As 2017 draws to a close, the time has come to look back over the year on the blog. Usually this involves simply highlighting the most-read items or personal favourites, but this time around Invisible Bordeaux has decided to organize its own awards ceremony, so congratulations to all the winning subjects who will be delighted to be enjoying some more exposure!
Is there anything more opaque than a window that has been bricked up? And it just so happens that there are hundreds, if not thousands of these bricked-up windows in Bordeaux! Why should that be and what are the various distinguishing features of these architectural oddities? Invisible Bordeaux investigated!

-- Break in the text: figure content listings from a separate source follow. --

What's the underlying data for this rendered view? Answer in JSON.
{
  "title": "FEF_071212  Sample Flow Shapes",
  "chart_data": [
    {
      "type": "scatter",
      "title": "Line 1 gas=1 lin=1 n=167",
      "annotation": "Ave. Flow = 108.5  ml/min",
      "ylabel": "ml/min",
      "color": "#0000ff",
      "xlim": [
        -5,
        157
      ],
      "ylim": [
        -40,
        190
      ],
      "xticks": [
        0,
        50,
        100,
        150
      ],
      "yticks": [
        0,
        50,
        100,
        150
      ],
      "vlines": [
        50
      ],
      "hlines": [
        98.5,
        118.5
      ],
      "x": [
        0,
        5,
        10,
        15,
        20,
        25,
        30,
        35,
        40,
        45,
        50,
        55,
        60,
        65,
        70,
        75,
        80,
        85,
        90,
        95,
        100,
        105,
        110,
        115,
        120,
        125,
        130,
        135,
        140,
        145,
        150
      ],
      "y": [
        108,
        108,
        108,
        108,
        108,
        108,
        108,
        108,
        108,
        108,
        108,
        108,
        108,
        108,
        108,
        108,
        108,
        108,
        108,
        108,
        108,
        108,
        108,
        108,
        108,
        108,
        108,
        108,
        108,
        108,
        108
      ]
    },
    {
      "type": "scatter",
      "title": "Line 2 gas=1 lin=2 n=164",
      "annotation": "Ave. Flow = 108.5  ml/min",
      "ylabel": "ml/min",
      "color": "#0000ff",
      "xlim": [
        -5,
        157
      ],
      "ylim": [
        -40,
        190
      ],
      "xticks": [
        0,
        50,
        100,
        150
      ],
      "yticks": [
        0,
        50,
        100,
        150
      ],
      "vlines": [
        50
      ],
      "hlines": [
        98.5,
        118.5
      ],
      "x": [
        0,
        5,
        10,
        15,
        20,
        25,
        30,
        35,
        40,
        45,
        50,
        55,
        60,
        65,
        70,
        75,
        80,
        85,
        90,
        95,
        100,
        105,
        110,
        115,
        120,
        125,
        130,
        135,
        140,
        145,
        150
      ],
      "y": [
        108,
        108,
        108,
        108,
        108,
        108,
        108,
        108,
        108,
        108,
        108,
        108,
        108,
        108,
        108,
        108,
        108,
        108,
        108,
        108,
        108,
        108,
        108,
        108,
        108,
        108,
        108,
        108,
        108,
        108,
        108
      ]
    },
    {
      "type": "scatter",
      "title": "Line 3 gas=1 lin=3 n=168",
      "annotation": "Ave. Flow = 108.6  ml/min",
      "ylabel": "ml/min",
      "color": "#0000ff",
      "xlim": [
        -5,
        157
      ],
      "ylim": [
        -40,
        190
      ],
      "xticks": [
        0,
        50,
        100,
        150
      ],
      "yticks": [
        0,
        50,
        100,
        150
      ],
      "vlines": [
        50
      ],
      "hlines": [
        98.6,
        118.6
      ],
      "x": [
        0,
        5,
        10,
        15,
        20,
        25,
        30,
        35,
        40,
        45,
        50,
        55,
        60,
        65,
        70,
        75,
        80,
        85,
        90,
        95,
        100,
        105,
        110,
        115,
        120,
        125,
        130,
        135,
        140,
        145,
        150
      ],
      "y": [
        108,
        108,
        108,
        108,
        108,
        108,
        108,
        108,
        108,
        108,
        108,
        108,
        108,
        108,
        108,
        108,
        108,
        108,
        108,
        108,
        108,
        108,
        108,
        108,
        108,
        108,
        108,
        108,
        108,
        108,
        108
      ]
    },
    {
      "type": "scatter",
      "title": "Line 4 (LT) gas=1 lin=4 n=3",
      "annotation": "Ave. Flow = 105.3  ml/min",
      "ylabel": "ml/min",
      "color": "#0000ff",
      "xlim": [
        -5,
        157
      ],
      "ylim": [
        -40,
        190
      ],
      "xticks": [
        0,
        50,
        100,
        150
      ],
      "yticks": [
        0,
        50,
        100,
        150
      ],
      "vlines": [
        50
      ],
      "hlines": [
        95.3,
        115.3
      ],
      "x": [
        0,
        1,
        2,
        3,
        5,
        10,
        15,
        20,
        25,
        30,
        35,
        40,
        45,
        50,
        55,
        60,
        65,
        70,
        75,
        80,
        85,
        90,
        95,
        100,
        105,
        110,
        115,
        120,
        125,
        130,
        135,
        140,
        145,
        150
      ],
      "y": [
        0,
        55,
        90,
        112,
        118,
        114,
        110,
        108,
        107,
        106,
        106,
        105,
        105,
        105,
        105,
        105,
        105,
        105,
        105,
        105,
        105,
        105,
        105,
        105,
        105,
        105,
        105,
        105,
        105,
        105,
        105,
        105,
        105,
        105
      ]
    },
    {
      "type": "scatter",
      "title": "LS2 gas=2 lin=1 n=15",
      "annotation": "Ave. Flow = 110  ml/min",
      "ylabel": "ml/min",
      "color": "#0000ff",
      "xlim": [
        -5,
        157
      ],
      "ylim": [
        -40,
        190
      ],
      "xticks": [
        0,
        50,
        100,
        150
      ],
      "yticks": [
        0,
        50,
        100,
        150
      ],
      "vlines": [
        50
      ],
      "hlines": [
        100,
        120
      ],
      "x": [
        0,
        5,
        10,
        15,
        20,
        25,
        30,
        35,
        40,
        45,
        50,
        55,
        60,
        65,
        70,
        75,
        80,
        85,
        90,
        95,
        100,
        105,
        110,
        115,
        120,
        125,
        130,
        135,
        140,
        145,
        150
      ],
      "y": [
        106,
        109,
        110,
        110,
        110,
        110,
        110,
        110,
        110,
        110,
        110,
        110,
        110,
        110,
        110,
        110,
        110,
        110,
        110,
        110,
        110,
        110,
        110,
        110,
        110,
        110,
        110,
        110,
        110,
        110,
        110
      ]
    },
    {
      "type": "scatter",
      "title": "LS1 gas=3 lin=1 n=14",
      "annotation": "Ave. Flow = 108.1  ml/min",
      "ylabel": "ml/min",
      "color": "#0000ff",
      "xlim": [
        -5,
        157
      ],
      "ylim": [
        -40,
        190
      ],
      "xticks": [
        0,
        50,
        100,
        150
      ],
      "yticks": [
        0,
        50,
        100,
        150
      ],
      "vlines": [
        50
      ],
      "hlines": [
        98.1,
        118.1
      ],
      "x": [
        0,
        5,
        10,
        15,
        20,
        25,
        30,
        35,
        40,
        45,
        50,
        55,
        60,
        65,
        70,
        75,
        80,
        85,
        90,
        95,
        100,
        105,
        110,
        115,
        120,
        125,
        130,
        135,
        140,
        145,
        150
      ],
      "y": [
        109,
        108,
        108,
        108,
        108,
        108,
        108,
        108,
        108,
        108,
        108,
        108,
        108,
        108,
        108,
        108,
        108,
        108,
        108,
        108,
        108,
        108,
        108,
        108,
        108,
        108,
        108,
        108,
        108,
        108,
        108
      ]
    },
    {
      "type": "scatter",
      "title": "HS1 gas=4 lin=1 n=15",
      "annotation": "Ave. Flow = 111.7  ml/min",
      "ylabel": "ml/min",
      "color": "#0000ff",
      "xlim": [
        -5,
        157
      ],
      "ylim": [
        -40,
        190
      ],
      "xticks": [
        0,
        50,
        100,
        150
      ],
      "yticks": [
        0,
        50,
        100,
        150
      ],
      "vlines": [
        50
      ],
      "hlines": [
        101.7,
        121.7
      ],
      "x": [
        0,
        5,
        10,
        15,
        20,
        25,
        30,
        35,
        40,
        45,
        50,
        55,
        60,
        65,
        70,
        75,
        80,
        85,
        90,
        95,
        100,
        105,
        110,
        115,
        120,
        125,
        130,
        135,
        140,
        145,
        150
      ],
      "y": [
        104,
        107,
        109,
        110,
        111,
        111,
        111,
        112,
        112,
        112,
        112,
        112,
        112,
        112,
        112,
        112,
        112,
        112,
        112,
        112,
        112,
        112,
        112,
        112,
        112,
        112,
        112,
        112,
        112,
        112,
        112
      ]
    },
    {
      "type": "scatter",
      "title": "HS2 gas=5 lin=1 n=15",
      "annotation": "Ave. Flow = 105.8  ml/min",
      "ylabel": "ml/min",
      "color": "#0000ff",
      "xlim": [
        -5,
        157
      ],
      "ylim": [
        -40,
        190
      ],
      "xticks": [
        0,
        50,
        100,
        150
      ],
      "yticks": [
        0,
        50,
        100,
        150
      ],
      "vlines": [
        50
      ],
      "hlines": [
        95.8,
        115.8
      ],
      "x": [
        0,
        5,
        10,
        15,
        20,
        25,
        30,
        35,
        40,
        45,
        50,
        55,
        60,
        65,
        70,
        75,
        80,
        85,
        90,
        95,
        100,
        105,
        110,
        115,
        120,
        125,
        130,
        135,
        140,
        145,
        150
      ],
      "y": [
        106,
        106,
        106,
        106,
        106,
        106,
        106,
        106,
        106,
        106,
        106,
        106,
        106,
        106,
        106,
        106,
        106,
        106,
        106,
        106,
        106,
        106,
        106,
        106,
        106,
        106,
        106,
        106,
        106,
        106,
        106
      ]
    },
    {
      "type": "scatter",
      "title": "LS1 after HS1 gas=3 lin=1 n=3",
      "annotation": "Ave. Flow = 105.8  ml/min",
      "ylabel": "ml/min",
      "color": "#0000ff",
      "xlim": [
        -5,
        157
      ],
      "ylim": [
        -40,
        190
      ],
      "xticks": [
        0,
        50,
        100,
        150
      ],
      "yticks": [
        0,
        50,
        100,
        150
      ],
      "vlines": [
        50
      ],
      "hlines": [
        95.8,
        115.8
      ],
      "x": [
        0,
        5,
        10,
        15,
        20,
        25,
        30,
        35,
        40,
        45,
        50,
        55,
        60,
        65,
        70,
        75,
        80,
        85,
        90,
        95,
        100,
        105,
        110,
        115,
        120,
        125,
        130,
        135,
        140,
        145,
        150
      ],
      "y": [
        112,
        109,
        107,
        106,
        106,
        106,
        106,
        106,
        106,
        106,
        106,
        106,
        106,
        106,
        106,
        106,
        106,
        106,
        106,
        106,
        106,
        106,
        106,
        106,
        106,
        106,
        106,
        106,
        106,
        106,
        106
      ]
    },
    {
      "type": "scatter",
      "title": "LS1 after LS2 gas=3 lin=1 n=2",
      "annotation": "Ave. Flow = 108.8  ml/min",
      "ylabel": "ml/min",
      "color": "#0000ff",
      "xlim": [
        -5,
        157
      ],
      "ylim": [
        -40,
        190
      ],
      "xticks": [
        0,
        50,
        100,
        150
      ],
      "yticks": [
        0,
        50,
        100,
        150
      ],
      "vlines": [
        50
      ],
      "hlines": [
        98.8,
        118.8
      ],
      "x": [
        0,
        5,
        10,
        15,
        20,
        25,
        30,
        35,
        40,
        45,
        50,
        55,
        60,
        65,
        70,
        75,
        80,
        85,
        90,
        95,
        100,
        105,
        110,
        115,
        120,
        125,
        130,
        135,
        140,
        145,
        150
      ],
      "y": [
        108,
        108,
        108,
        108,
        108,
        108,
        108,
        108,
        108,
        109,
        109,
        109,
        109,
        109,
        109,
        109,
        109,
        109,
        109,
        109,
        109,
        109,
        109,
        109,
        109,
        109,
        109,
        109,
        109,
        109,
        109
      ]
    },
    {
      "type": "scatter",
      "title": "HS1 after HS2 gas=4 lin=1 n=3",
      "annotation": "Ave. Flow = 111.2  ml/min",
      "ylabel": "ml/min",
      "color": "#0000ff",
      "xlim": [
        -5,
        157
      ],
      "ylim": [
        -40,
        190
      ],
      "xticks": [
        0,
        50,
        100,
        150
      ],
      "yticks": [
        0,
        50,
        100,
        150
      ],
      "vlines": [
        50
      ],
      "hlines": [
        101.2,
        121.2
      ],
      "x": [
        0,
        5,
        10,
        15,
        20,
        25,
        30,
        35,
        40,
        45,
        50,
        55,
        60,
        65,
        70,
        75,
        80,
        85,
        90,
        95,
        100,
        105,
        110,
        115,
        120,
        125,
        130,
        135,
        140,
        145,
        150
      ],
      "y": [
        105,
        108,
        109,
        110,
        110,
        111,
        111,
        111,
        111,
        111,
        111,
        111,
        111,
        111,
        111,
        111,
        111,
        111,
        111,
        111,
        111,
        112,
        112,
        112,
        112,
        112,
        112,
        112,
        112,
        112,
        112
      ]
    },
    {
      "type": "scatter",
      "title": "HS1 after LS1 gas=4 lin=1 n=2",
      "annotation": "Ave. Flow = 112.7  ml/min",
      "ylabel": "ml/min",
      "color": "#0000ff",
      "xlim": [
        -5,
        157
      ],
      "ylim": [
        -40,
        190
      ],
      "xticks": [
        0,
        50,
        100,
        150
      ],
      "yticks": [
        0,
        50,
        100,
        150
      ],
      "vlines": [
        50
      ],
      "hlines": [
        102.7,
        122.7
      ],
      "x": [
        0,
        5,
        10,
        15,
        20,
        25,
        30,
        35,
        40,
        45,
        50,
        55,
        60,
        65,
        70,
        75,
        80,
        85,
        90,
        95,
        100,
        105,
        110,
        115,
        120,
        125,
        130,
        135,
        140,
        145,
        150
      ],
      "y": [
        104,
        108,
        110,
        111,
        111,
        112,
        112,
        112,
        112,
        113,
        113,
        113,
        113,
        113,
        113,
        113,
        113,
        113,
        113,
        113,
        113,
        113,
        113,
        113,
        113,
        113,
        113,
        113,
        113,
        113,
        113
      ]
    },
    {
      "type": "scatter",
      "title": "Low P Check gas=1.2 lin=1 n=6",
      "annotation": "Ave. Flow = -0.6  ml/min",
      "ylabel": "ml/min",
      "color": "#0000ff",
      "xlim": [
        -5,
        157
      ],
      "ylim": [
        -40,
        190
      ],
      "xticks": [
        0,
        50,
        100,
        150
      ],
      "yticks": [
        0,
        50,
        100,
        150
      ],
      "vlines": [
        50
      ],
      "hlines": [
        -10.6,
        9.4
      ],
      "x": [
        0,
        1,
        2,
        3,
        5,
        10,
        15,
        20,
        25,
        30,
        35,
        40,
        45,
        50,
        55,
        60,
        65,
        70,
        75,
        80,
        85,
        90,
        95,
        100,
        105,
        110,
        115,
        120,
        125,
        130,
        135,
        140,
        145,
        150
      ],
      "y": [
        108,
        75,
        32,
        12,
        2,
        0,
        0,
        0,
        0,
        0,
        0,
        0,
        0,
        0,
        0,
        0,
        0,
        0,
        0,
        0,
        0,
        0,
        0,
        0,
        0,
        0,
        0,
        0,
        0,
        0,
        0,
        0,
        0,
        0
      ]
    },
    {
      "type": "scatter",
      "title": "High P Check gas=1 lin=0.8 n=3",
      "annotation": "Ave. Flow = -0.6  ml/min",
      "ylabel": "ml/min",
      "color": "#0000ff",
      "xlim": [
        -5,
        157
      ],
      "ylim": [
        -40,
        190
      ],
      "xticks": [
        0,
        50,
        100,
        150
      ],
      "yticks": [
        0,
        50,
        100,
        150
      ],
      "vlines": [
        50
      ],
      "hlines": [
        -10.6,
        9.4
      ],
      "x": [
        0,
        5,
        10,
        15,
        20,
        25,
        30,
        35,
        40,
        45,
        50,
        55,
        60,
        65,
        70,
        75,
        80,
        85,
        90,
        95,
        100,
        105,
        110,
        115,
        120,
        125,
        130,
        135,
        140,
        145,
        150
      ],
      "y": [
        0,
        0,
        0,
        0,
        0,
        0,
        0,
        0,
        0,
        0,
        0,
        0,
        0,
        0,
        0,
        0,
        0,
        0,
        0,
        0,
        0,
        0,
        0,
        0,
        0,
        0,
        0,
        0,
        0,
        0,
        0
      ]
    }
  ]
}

Instead of a road-trip, this tale was one of a towpath trip along the banks of the Canal de Garonne from Castets-en-Dorthe to Agen. Starring locks, barges, trees, bridges, aqueducts, various types of vegetables and fruit and, bizarrely, models of French landmarks built out of matchsticks, the scenic bike ride also included a memorable non-encounter with a painting by the Dutch master Rembrandt. Get pedalling!
> Related article - A towpath trip: cycling along the Canal de Garonne from Castets-en-Dorthe to Agen
The “Bizarre Public Artwork” Award: la Maison aux Personnages
One
of Bordeaux’s most unusual permanent art
installations is a custom-built house located on a traffic island,
comprising a number of rooms, each of which has been designed and filled
with scenery and accessories to look like it is inhabited by an
imaginary character. The piece is the work of Russian artists Ilya and
Emilia Kabakov. It’s all very strange, and is just a little bit controversial too...
Bordeaux’s wartime history remains a sore subject and, in hindsight, one the most painful chapters from that period was this, the hosting of an anti-Semitic propaganda exhibition. Wartime events of the like now seem to be the unbelievable end-product of some unrecognisable parallel universe. And yet it is all so recent and the setting so familiar that the account makes for chilling reading.
The “Live Event” Award: Domaine Catros Heritage Days tours
Of course, most blog-related public appearances in 2017 came in the shape of more performances of the Shuman Show, the words-and-music live show based on the life and
career of Mort Shuman, in front of audiences in
Bordeaux, Mérignac, Talence, Saint-Aubin-de-Médoc and even Paris! But this year's award goes to an event that was put on with the support of my daytime employer Thales: I was given the keys to the Domaine Catros arboretum on the premises of our former facility in Le Haillan and held guided tours as part of this year’s European Heritage Days weekend. A splendid time was had by all!
Thank you for following the Invisible Bordeaux story so far, and see you again in 2018!